Before running the benchmark, make sure you have:

  • installed dependencies with bun install
  • a valid OpenRouter API key
  • the local Qanary stack running
  • the required environment variables in the root .env

For the full local stack setup, see Getting Started.

The root benchmark command explicitly loads the repository root .env.

The following variables must be set there:

Terminal window
VIRTUOSO_DBA_PASSWORD=your-secure-password
OPENROUTER_API_KEY=sk-or-v1-...
QANARY_API_BASE_URL=http://localhost:8080
TRIPLESTORE_URL=http://localhost:8890/sparql

These are the same local defaults already used elsewhere in the project:

  • QANARY_API_BASE_URL=http://localhost:8080
  • TRIPLESTORE_URL=http://localhost:8890/sparql

The benchmark is a live-stack benchmark, so the supporting services must be reachable before you run it.

Start the Docker services from the repository root:

Terminal window
docker compose up -d virtuoso qanary_pipeline leipzig-tree-knowledge-graph

Start the Docker-backed infrastructure first. The root benchmark command now starts the required local Qanary components automatically.

From the repository root:

Terminal window
bun run benchmark:demo

The root script currently does five things:

  • loads the root .env
  • starts the five required Qanary components through Turbo
  • waits until each component reports that it started
  • waits until each component reports that it was registered in the Qanary pipeline
  • runs the package benchmark
  • shuts the component dev process down again

You can still run the package-level benchmark directly if the components are already running:

Terminal window
bun --env-file=.env run --filter @leipzigtreechat/chatbot benchmark:demo

Each run writes four files under packages/chatbot/benchmark-results:

  • a timestamped JSON report
  • a timestamped Markdown report
  • latest.json
  • latest.md

Example:

packages/chatbot/benchmark-results/demo-benchmark-2026-03-22T12-49-11.637Z.json
packages/chatbot/benchmark-results/demo-benchmark-2026-03-22T12-49-11.637Z.md
packages/chatbot/benchmark-results/latest.json
packages/chatbot/benchmark-results/latest.md

The Markdown report includes:

  • total case count
  • pass rate
  • clarification success rate
  • graceful-failure success rate
  • median case duration
  • recommended demo subset
  • grouped passed, soft-failed, and failed cases
  • full transcripts for dialogue cases

Common failure patterns:

  • Missing TRIPLESTORE_URL: the benchmark cannot query the Qanary annotations graph and will fail very early.
  • Missing QANARY_API_BASE_URL: the benchmark cannot call the Qanary pipeline.
  • Missing OPENROUTER_API_KEY: question rewriting or response generation will fail in the LLM-backed steps.
  • Docker services not running: Virtuoso or the Qanary pipeline are unreachable.
  • Missing component .env files: the root benchmark wrapper refuses to start if one of the local Qanary component env files does not exist.
  • Component registration does not succeed: a Qanary component may start locally but still fail to register in the pipeline if SPRING_BOOT_ADMIN_URL, QANARY_HOST, or Docker networking is wrong.

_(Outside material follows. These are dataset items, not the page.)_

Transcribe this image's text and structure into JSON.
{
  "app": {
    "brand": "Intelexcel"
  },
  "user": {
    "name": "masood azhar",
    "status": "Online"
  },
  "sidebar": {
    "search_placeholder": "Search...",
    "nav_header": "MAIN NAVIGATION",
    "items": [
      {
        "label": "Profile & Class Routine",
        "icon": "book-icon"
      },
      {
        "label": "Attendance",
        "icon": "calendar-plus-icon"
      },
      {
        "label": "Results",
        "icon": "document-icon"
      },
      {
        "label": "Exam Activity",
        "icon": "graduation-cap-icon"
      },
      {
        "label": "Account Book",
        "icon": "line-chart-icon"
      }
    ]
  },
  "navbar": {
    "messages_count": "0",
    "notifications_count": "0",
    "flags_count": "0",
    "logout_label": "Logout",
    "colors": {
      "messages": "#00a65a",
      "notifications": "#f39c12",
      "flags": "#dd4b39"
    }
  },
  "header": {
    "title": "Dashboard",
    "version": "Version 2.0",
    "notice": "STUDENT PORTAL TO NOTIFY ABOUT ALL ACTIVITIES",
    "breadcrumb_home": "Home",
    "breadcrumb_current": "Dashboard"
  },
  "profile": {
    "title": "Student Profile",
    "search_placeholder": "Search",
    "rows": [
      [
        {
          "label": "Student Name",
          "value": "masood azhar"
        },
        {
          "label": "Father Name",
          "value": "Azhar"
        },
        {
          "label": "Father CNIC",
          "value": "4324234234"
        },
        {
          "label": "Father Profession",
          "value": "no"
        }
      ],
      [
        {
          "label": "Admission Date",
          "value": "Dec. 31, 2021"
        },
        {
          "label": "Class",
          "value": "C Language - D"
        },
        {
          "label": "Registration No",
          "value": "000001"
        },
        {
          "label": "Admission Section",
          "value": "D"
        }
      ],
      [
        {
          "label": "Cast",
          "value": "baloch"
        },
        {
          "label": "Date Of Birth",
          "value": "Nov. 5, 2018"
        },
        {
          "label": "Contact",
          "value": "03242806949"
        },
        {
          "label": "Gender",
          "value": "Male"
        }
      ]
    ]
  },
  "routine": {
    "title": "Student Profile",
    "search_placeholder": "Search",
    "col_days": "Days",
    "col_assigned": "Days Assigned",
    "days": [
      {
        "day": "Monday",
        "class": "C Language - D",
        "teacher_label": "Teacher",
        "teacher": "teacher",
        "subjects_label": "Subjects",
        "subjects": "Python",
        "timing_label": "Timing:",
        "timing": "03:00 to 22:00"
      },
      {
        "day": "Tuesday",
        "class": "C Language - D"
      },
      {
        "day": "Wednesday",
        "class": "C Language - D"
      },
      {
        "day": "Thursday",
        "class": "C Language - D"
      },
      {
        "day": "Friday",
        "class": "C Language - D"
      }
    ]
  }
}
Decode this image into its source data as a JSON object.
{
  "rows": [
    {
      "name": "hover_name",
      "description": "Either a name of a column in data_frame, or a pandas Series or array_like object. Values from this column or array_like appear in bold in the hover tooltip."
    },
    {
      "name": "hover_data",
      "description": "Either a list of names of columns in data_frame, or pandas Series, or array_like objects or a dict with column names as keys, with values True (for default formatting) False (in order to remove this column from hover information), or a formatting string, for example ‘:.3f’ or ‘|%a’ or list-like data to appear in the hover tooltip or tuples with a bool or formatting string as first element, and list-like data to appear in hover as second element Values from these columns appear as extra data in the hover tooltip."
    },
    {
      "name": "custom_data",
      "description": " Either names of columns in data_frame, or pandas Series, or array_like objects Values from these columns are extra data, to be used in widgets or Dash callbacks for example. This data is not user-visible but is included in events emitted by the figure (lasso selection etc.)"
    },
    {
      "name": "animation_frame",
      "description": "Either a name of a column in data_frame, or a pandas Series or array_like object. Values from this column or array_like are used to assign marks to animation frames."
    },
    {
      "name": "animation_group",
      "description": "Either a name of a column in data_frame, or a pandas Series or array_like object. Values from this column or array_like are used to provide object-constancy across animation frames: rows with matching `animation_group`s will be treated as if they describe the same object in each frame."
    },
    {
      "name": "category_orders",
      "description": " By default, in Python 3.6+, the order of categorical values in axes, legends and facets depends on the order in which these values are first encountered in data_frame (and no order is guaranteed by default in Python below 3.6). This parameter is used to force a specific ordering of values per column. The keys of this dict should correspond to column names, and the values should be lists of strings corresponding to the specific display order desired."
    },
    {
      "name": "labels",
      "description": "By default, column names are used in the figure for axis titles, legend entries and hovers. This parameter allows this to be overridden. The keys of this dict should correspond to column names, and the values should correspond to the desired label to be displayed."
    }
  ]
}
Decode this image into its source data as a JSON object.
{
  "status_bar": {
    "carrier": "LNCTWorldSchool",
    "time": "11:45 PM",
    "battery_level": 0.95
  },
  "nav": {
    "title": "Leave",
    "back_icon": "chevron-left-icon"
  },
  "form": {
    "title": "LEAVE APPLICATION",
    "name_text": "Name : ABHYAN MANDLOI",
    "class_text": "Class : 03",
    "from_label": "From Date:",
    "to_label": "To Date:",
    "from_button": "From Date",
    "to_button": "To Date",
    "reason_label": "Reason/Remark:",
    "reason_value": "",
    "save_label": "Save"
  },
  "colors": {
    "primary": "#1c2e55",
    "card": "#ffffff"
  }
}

If the benchmark starts but reports poor results across all cases, open packages/chatbot/benchmark-results/latest.md first. It is the fastest way to see whether the problem is:

  • environment setup
  • pipeline connectivity
  • LLM configuration
  • genuine chatbot quality
  • The benchmark tolerates paraphrased wording and does not require exact output strings.
  • The benchmark currently runs against the live runtime, so results depend on data availability, model behavior, and local infrastructure health.
  • Re-running the benchmark updates latest.json and latest.md.